Every dimension of a watch exists in dialogue with another. Change the diameter, and lug curvature behaves differently. Alter thickness, and the visual weight shifts. Adjust bezel width by half a millimetre, and the crystal suddenly catches light in an entirely different way. Even the ergonomics of the crown, the balance of the case flanks, and the perceived depth of the dial can change massively despite the adjustments being microscopic.

And stainless steel is unforgiving. Okay, not as brutal to work with as titanium, platinum, or (shudders) tantalum, but it's tougher than working with paper. Trust us. We've tried*.

*We also tried making a case out of paper — water resistance was shit.

Before a single finished case exists, the process begins with countless hours of CAD modelling, engineering calculations, and tolerance analysis. Then come the prototypes. Usually several rounds of them.

An early prototype may only exist to evaluate proportions on the wrist. These days, we can at least 3D print these (which is a Godsend), but even that process (mostly done externally) has its foibles.

The next round of prototypes is created to test machining feasibility. Once that's sorted, we move on to brushing transitions or the geometry of polished bevels. Sometimes a case looks perfect digitally, only to feel visually heavy once cut in steel. Sometimes the opposite happens. Sometimes a tiny surface transition that appears insignificant on a rendering becomes completely unacceptable under macro photography and direct light.

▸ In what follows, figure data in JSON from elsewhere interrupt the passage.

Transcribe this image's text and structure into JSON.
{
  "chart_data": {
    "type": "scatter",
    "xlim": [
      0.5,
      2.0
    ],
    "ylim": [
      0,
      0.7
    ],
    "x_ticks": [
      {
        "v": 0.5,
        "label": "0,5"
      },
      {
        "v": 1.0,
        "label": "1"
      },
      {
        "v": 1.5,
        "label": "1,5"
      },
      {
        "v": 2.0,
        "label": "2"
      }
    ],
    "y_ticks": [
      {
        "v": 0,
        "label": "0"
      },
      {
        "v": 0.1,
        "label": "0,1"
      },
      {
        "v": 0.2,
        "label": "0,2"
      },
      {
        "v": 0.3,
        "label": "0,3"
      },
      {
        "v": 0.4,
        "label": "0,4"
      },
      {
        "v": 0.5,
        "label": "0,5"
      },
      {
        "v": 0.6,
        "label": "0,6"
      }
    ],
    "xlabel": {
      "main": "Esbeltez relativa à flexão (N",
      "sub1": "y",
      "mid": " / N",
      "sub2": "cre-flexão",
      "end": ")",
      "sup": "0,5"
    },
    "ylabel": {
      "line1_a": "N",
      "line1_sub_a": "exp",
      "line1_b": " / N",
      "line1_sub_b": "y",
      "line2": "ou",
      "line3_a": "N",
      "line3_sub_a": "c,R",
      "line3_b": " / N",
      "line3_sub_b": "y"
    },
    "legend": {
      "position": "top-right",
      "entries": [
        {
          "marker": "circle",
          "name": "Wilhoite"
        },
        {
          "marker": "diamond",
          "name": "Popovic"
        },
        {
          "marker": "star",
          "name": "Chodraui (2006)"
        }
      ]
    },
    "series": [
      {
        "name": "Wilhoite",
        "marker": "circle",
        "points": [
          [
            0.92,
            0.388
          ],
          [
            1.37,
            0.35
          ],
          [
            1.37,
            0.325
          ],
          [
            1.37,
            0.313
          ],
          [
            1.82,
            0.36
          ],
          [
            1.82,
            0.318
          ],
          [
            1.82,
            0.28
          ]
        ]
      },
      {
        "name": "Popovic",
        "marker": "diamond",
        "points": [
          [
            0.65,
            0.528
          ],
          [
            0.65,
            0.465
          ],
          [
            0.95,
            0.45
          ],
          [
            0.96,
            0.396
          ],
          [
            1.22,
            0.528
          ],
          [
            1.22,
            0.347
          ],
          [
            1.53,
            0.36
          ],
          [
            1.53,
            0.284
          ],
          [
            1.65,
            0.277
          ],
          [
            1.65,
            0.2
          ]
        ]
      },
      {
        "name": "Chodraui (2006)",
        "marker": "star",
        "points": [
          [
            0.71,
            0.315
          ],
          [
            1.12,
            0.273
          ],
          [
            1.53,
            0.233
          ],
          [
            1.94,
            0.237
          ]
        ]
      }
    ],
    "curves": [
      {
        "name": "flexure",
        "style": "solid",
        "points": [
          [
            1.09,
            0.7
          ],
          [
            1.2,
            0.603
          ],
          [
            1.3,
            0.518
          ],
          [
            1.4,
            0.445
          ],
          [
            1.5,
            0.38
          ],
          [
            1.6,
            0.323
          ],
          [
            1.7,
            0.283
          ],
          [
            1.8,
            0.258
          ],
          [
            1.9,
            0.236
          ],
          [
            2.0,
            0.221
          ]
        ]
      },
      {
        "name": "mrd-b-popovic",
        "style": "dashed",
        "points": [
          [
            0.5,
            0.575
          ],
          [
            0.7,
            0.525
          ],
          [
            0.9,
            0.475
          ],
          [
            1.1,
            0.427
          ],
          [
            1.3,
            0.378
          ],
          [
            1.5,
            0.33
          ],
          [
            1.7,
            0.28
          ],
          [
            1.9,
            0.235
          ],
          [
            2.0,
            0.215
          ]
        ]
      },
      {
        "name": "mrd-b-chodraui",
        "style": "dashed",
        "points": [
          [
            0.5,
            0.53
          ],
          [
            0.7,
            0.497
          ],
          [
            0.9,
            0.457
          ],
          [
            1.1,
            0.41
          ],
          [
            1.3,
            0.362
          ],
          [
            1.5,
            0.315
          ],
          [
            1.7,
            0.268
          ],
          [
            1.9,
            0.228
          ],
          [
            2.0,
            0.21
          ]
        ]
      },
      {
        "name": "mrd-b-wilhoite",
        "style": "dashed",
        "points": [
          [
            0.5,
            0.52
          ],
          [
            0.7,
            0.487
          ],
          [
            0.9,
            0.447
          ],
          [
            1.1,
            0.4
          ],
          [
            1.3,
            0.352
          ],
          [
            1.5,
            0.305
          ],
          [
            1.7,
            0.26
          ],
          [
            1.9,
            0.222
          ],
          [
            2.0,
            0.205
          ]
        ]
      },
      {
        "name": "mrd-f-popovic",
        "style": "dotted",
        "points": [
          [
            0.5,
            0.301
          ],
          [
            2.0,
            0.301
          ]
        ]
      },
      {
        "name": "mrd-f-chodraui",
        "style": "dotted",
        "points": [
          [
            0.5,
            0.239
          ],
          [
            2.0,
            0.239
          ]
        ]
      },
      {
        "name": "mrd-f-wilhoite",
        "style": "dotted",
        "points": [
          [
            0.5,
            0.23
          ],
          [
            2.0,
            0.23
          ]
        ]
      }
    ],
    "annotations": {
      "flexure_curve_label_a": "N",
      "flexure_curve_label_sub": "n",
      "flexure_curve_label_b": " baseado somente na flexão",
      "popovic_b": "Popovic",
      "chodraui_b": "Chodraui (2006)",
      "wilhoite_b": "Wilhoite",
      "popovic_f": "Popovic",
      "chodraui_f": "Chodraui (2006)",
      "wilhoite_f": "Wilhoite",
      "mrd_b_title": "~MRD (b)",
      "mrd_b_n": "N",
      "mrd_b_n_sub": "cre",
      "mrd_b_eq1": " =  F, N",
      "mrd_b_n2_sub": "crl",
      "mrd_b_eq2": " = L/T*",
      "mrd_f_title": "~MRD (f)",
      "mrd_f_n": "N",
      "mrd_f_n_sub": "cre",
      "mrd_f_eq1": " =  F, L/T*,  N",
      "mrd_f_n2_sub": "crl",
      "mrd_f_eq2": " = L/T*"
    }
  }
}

Then there are the technical realities beneath the surface.

Gasket tolerances must be tested repeatedly to ensure water resistance. Crystal seating tolerances often require adjustment measured in hundredths of a millimetre. Finishing techniques must be adapted to new geometries to maintain consistency across every visible surface.

None of this happens quickly.

A single prototype cycle for a stainless steel case can take weeks, months, sometimes more than a year depending on tooling availability, machining schedules, finishing revisions, and assembly testing. Multiply that across several iterations, and the timeline stretches far beyond what most people imagine when they hear the phrase “new case size.”

But this process matters.

Because whatever we do, we want to do it well.

We owe that to ourselves, but even more so to you — the people who have joined us along this journey and kept us in the game.

The encouraging part is that this project has also changed the way we work internally. Over the past year, we’ve refined our development pipeline, strengthened relationships with manufacturing partners, and built a more agile prototyping process that allows us to move from concept to creation with greater speed and precision than ever before.

That doesn’t mean we will rush.

It means we can continue to do what we do best: experiment!

More proportions. More ideas. More platforms. More expressions of what Arcanaut can become.

The next case is only the beginning.